1.5. Tata Cara Penyetoran dan Pelaporan


Beberapa hal berikut yang terkait dengan tata cara penyetoran dan pelaporan PPh
bersifat final 1% sebagai berikut.
1. Wajib pajak yang hanya menerima atau memperoleh penghasilan yang dikenai Pph
bersifat final, tidak diwajibkan melakukan pembayaran angsuran pajak sebagaimana
diatur dalam pasal 25 UU PPh, yaitu angsuran PPh setiap bulan yang dibayar sendiri
oleh wajib pajak. Apabila wajib pajak selain memperoleh penghasilan dengan PPh
bersifat final 1% juga menerima atau memperoleh penghasilan yang dikenai PPh
berdasarkan tarif umum PPh, atas penghasilan yang dikenai PPh berdasarkan tarif
umum tersebut wajib dibayar angsuran pajak sesuai ketentuan PPh Pasal 25 UU PPh.

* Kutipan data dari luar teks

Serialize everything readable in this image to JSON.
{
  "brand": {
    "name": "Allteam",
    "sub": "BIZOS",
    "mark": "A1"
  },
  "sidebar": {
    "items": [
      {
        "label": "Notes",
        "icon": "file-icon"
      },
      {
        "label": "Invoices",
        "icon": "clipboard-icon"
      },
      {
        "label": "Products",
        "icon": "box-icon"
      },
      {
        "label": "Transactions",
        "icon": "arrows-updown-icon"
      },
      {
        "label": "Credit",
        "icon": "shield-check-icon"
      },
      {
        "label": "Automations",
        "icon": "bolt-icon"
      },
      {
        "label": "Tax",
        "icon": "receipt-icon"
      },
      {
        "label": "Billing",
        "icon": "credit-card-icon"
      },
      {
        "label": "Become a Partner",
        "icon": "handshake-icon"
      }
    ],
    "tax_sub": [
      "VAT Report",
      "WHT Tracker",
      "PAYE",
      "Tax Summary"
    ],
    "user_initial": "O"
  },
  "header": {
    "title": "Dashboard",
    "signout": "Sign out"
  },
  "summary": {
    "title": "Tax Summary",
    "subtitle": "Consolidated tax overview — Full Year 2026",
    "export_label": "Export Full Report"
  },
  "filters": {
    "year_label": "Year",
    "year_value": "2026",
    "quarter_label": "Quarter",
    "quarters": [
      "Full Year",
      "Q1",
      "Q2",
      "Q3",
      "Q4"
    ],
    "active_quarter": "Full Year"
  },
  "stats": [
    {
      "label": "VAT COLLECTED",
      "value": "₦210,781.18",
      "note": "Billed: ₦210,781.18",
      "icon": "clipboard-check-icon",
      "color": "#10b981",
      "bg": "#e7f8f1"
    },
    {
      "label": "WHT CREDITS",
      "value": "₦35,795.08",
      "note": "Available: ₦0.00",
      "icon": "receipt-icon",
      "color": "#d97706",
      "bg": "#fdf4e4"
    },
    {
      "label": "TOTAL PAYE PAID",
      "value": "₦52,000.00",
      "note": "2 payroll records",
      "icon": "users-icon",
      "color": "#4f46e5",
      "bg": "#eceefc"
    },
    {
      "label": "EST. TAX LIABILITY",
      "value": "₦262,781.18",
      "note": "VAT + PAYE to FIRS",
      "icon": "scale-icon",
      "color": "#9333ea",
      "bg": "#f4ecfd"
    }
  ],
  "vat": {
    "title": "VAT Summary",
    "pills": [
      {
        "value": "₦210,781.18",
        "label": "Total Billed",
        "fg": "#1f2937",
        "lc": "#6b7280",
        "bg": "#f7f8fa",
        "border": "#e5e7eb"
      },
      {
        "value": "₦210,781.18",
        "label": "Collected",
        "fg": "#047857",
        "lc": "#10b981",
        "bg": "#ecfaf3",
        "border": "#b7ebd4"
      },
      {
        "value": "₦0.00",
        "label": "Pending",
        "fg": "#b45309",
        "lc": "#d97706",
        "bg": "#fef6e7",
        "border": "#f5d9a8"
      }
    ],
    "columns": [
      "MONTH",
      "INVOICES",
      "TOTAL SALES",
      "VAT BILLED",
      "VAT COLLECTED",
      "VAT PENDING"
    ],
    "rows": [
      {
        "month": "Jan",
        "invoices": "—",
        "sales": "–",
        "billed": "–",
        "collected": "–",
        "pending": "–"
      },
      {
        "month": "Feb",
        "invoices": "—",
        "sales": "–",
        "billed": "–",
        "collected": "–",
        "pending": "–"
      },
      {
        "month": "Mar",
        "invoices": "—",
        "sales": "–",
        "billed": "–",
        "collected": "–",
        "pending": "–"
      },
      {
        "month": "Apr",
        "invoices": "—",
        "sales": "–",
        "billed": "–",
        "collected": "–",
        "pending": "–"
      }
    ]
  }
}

2. Penyetoran pajak dilakukan melalui kantor pos atau bank yang ditunjuk oleh MenKeu
dengan menggunakan Surat Setor Pajak (SSP) atau saran administrasi lain yang

6
dipersamakan dengan Surat Setoran Pajak yang telah mendapat validasi dengan
Nomor Transaksi Penerimaan Negara (NTPN) paling lambat tanggal 15 bulan
berikutnya setelah masa pajak berakhir.
3. Pelaporan dilakukkan dengan menyampaikan surat pemberitahuan (SPT) Masa Pajak
Penghasilan paling lambat 20 hari setelah masa pajak berakhir.
a. Wajib pajak yang telah menyetor pajak dianggap telah menyampaikan SPT sesuai
dengan tanggal validasi NTPN yang tercantum dalam SSP.
b. Wajib pajak yang telah menyetor pajak, tetapi di dalam SSP tidak mendapat
validasi dengan NTPN, wajib menyampaikan SPT Masa PPh pasal 4 ayat (2) ke
Kantor Pelayanan Pajak sesuai tempat kegiatan usaha Wajib Pajak terdaftar
dengan mengisi barid pada angka 11 formulir SPT Masa PPh Pasal 4 ayat (2),
kolom uraian diisi dengan “Penghasilan usaha WP yang memilikki peredaran
bruto tertentu”, sedangkan kolom KAP/KJS diisi dengan “411128/420”
4. Atas penghasilan dari usaha yang diterima atau diperoleh WP yang memilikki
peredaran usaha tertentu, yang dipotong atau dipungut pihak lain diatur sebagai
berikut.
a. Atas pemungutan PPh pasal 22 oleh bendaharawan pemerintah dengan
menggunakan SSP yang telah diisi atas nama rekanan.
1). Dapat diajukan permohonan pemindahbukuan ke setoran PPh pasal 4 ayat (2)
sesuai dengan ketentuan mengenai tata cara pembayaran pajak melalui
pemindahbukuan;
2). Dapat diajukan permohonan pengembalian pajak yang seharusnya tidak
terutang sesuai dengan tata cara pengembalian atas kelebihan pembayaran pajak
yang seharusnya tidak terutan; atau
3). Dikreditkan terhadap pajak penghasilan yang terutang untuk tahun pajak yang
bersangkutan.
b. Atas pemotongan atau pemungutan PPh oleh pihaklain dengan bukti
pemotongan atau pemungutan, termasuk pemungutan PPh pasal 22 atas impor.
1). Dapat diajukan permohonan pengembalian pajak yang seharusnya tidak
terutang sesuai dengan ketentuan mengenai tata cara pengembalian atas kelebihan
pembayaran pajak yang seharusnya tidak terutang; atau
2). Dikreditkan terhadap pajak penghasilan yang terutang tahun pajak yang
bersangkutan.

7
5. Atas penghasilan dari usaha yang dikenai PPh bersifat final 1% dilaporkan dalam
Surat Pemberitahuan Tahunan PPh pada kelompok penghasilan yang dikenai pajak
bersifat final, sebagai berikut.
a. formulir 1770-III atau lampiran III bagian A nomor 16 (“Penghasilan Lain yang
dikenakan Pajak final atau bersifat final”) bagi WP orang pribadi.
b. formulir 1771-IV atau lampiran IV bagian A nomor 14 dengan menuliskan
“Penghasilan usaha WP memilikki peredaran bruto tertentu” bagi WP badan.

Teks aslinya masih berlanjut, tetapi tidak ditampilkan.